Pupils value the 'flashback 4' activities that help them recall their previous learning in most subjects. Pupils are challenged by the work they are given. For example, in design and technology, pupils develop a detailed understanding of the product design cycle.

Leaders are ambitious for pupils with SEND to achieve well. Leaders ensure that the curriculum for pupils with SEND meets their needs. Leaders identify pupils with SEND as soon as possible.

Teachers receive training to support these pupils. Plans to support their learning are clear and teachers use them well. Pupils with SEND access the full curriculum.

Leaders have prioritised reading. Staff receive valuable training to teach pupils to read. Pupils get off to a very strong start in reading.

Children in Reception are taught phonics effectively. They are well prepared for reading in Year 1. The books pupils are given are carefully matched to the sounds pupils learn.

Leaders identify pupils who may be falling behind in their reading. These pupils receive extra support to catch up. Pupils practise reading regularly to become fluent readers.

Teachers introduce pupils to a wide range of authors and books. Pupils are enthusiastic and speak with confidence about their reading.

Leaders' high ambition for pupils begins in the early years.

A well-sequenced curriculum ensures children are ready for their next phase of learning. Teachers assess children regularly to identify their needs. Leaders ensure that there is a sharp focus on developing children's communication and language.

Children enjoy learning through well-planned and well-resourced activities. They play happily together and demonstrate well-developed social skills. Teachers provide children with rich opportunities to develop early literacy and mathematics.

The curriculum that supports pupils' personal development is a strength of the school.Leaders plan rich experiences for all pupils. There is a strong focus on developing pupils' confidence and character.

Pupils understand British values. Pupils learn to respect and celebrate differences in others. They learn about different cultures and religions.

Pupils learn how to debate important issues. They learn about physical and emotional health and age-appropriate relationships. Pupils understand how to become responsible citizens.

Staff provide pupils with an extensive range of experiences to enrich learning. Leaders provide many clubs that develop pupils' talents and interests, including Spanish, football, gymnastics and drumming. Pupils recall meaningful experiences, including residential trips, visiting a space centre and a local bridge.
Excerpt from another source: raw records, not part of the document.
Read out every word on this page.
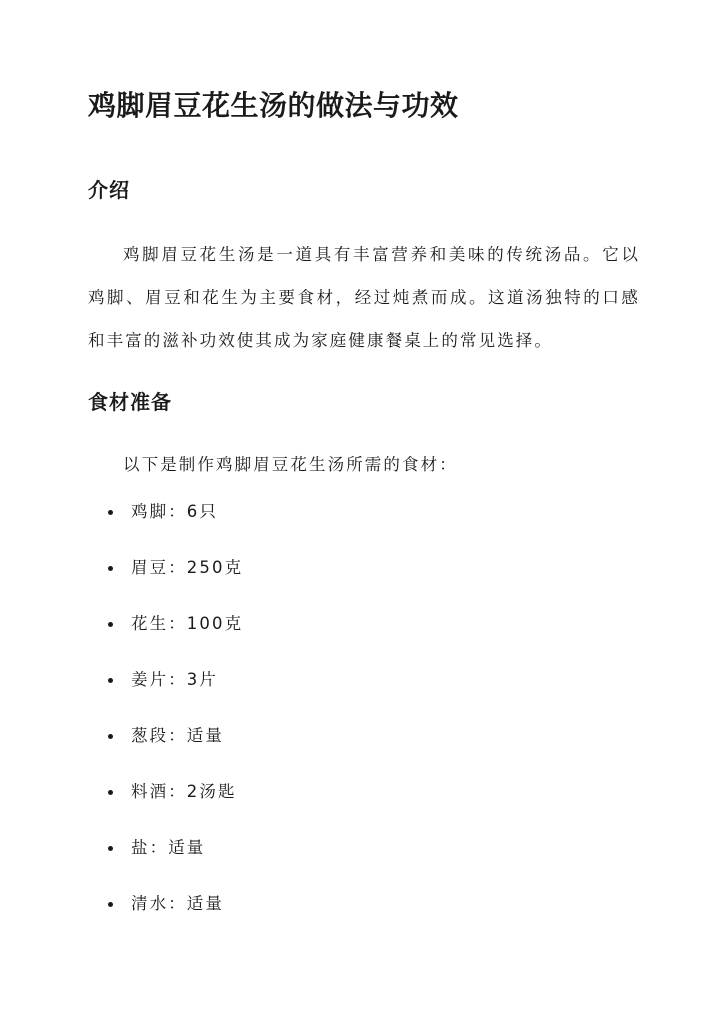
鸡脚眉豆花生汤的做法与功效
介绍

鸡脚眉豆花生汤是一道具有丰富营养和美味的传统汤品。它以鸡脚、眉豆和花生为主要食材，经过炖煮而成。这道汤独特的口感和丰富的滋补功效使其成为家庭健康餐桌上的常见选择。

食材准备

以下是制作鸡脚眉豆花生汤所需的食材：

鸡脚：6只
眉豆：250克
花生：100克
姜片：3片
葱段：适量
料酒：2汤匙
盐：适量
清水：适量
Leaders consider the workload and well-being of staff. Staff, including those new to teaching, say leaders support them well to be successful in their roles. Staff are proud to be part of the school.

The governing body and members of the trust support and challenge leaders well.
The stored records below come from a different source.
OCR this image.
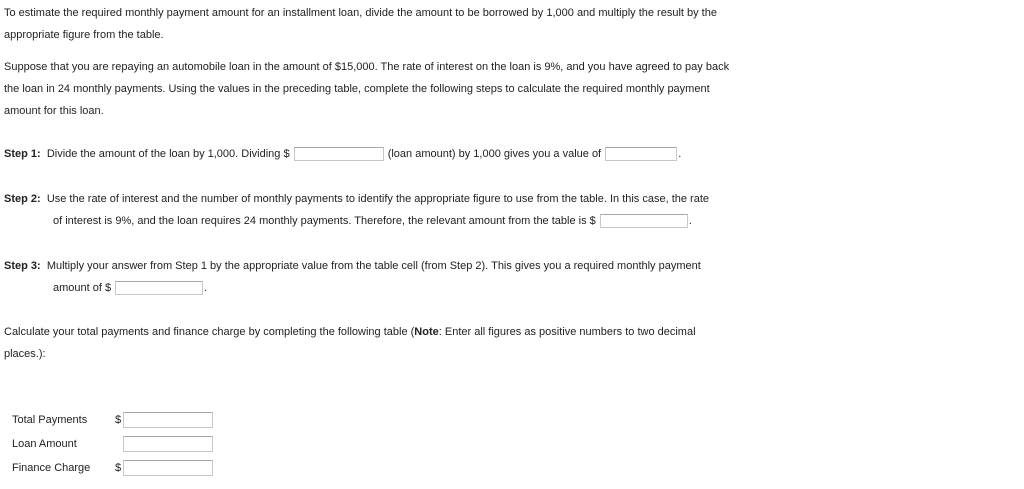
To estimate the required monthly payment amount for an installment loan, divide the amount to be borrowed by 1,000 and multiply the result by the
appropriate figure from the table.
Suppose that you are repaying an automobile loan in the amount of $15,000. The rate of interest on the loan is 9%, and you have agreed to pay back
the loan in 24 monthly payments. Using the values in the preceding table, complete the following steps to calculate the required monthly payment
amount for this loan.
Step 1: Divide the amount of the loan by 1,000. Dividing $	(loan amount) by 1,000 gives you a value of	.
Step 2: Use the rate of interest and the number of monthly payments to identify the appropriate figure to use from the table. In this case, the rate
of interest is 9%, and the loan requires 24 monthly payments. Therefore, the relevant amount from the table is $	.
Step 3: Multiply your answer from Step 1 by the appropriate value from the table cell (from Step 2). This gives you a required monthly payment
amount of $	.
Calculate your total payments and finance charge by completing the following table (Note: Enter all figures as positive numbers to two decimal
places.):
Total Payments	$
Loan Amount
Finance Charge $
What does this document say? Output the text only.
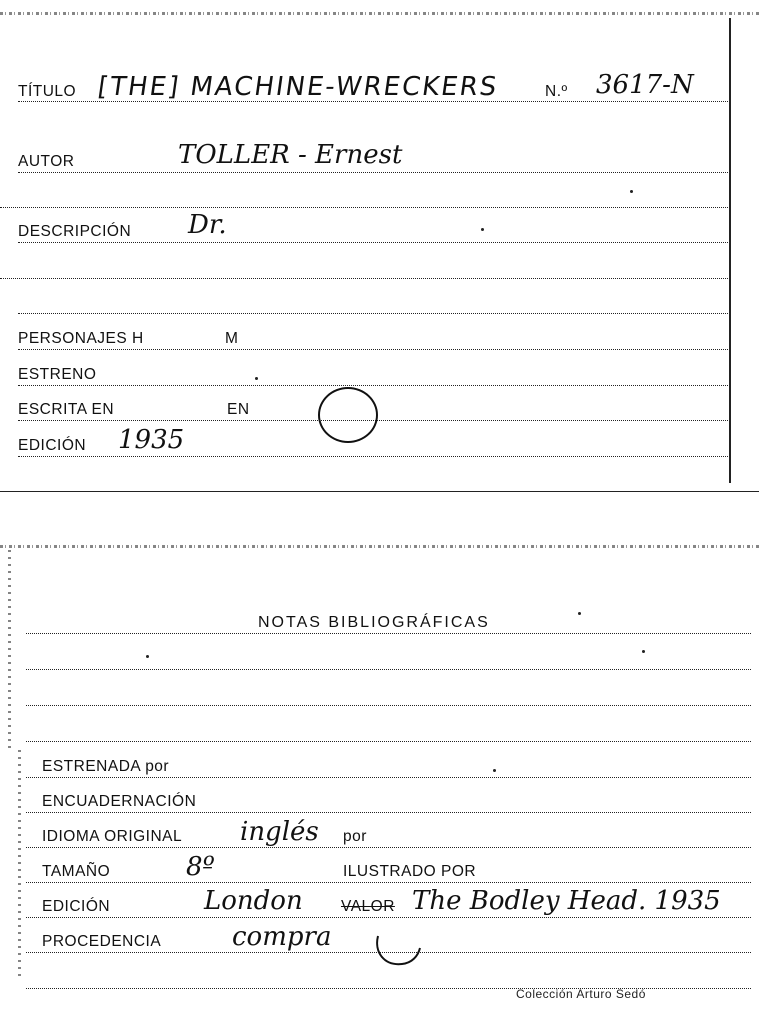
TÍTULO [THE] MACHINE-WRECKERS	N.º 3617-N
AUTOR	TOLLER - Ernest
DESCRIPCIÓN Dr.
PERSONAJES H	M
ESTRENO
ESCRITA EN	EN
EDICIÓN 1935
NOTAS BIBLIOGRÁFICAS
ESTRENADA por
ENCUADERNACIÓN
IDIOMA ORIGINAL inglés por
TAMAÑO	8º	ILUSTRADO POR
EDICIÓN	London VALOR The Bodley Head. 1935
PROCEDENCIA	compra
Colección Arturo Sedó
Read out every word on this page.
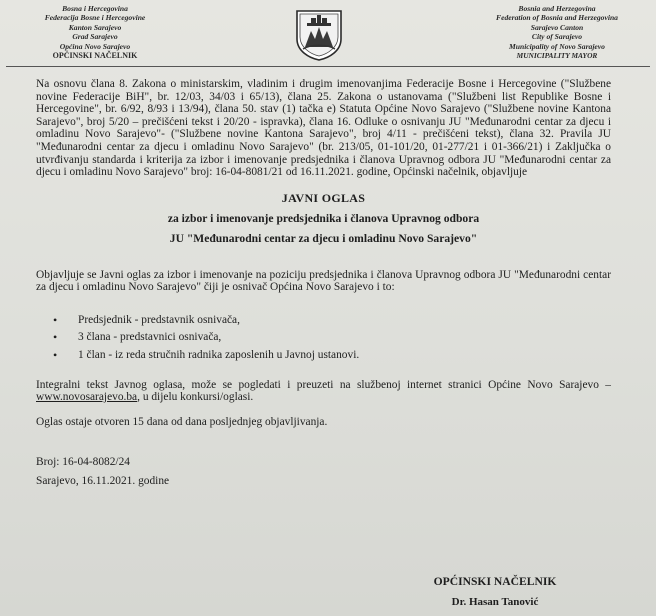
Bosna i Hercegovina
Federacija Bosne i Hercegovine
Kanton Sarajevo
Grad Sarajevo
Općina Novo Sarajevo
OPĆINSKI NAČELNIK
Bosnia and Herzegovina
Federation of Bosnia and Herzegovina
Sarajevo Canton
City of Sarajevo
Municipality of Novo Sarajevo
MUNICIPALITY MAYOR

Na osnovu člana 8. Zakona o ministarskim, vladinim i drugim imenovanjima Federacije Bosne i Hercegovine ("Službene novine Federacije BiH", br. 12/03, 34/03 i 65/13), člana 25. Zakona o ustanovama ("Službeni list Republike Bosne i Hercegovine", br. 6/92, 8/93 i 13/94), člana 50. stav (1) tačka e) Statuta Općine Novo Sarajevo ("Službene novine Kantona Sarajevo", broj 5/20 – prečišćeni tekst i 20/20 - ispravka), člana 16. Odluke o osnivanju JU "Međunarodni centar za djecu i omladinu Novo Sarajevo"- ("Službene novine Kantona Sarajevo", broj 4/11 - prečišćeni tekst), člana 32. Pravila JU "Međunarodni centar za djecu i omladinu Novo Sarajevo" (br. 213/05, 01-101/20, 01-277/21 i 01-366/21) i Zaključka o utvrđivanju standarda i kriterija za izbor i imenovanje predsjednika i članova Upravnog odbora JU "Međunarodni centar za djecu i omladinu Novo Sarajevo" broj: 16-04-8081/21 od 16.11.2021. godine, Općinski načelnik, objavljuje

JAVNI OGLAS
za izbor i imenovanje predsjednika i članova Upravnog odbora
JU "Međunarodni centar za djecu i omladinu Novo Sarajevo"

Objavljuje se Javni oglas za izbor i imenovanje na poziciju predsjednika i članova Upravnog odbora JU "Međunarodni centar za djecu i omladinu Novo Sarajevo" čiji je osnivač Općina Novo Sarajevo i to:

• Predsjednik - predstavnik osnivača,
• 3 člana - predstavnici osnivača,
• 1 član - iz reda stručnih radnika zaposlenih u Javnoj ustanovi.

Integralni tekst Javnog oglasa, može se pogledati i preuzeti na službenoj internet stranici Općine Novo Sarajevo – www.novosarajevo.ba, u dijelu konkursi/oglasi.

Oglas ostaje otvoren 15 dana od dana posljednjeg objavljivanja.

Broj: 16-04-8082/24

Sarajevo, 16.11.2021. godine

OPĆINSKI NAČELNIK
Dr. Hasan Tanović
The arrangements for safeguarding are effective.There is a strong culture of safeguarding at this school.

Leaders and governors regularly check the school's safeguarding procedures. Staff are clear about their responsibilities for safeguarding pupils. Leaders make sure that staff have regular training.

Staff are quick to report any concerns they may have. Record-keeping is comprehensive. Leaders take prompt actions when concerns are raised.

Leaders make sure that vulnerable pupils and their families receive the help they need.

Pupils learn how to stay safe, for example online, using the road and when they are out with friends.


When we have judged a school to be good, we will then normally go into the school about once every four years to confirm that the school remains good.

This is called an ungraded inspection, and it is carried out under section 8 of the Education Act 2005. We do not give graded judgements on an ungraded inspection. However, if we find evidence that a school would now receive a higher or lower grade, then the next inspection will be a graded inspection, which is carried out under section 5 of the Act.

Usually this is within one to two years of the date of the ungraded inspection. If we have serious concerns about safeguarding, behaviour or the quality of education, we will deem the ungraded inspection a graded inspection immediately.

This is the first ungraded inspection since we judged the school to be good in June 2017.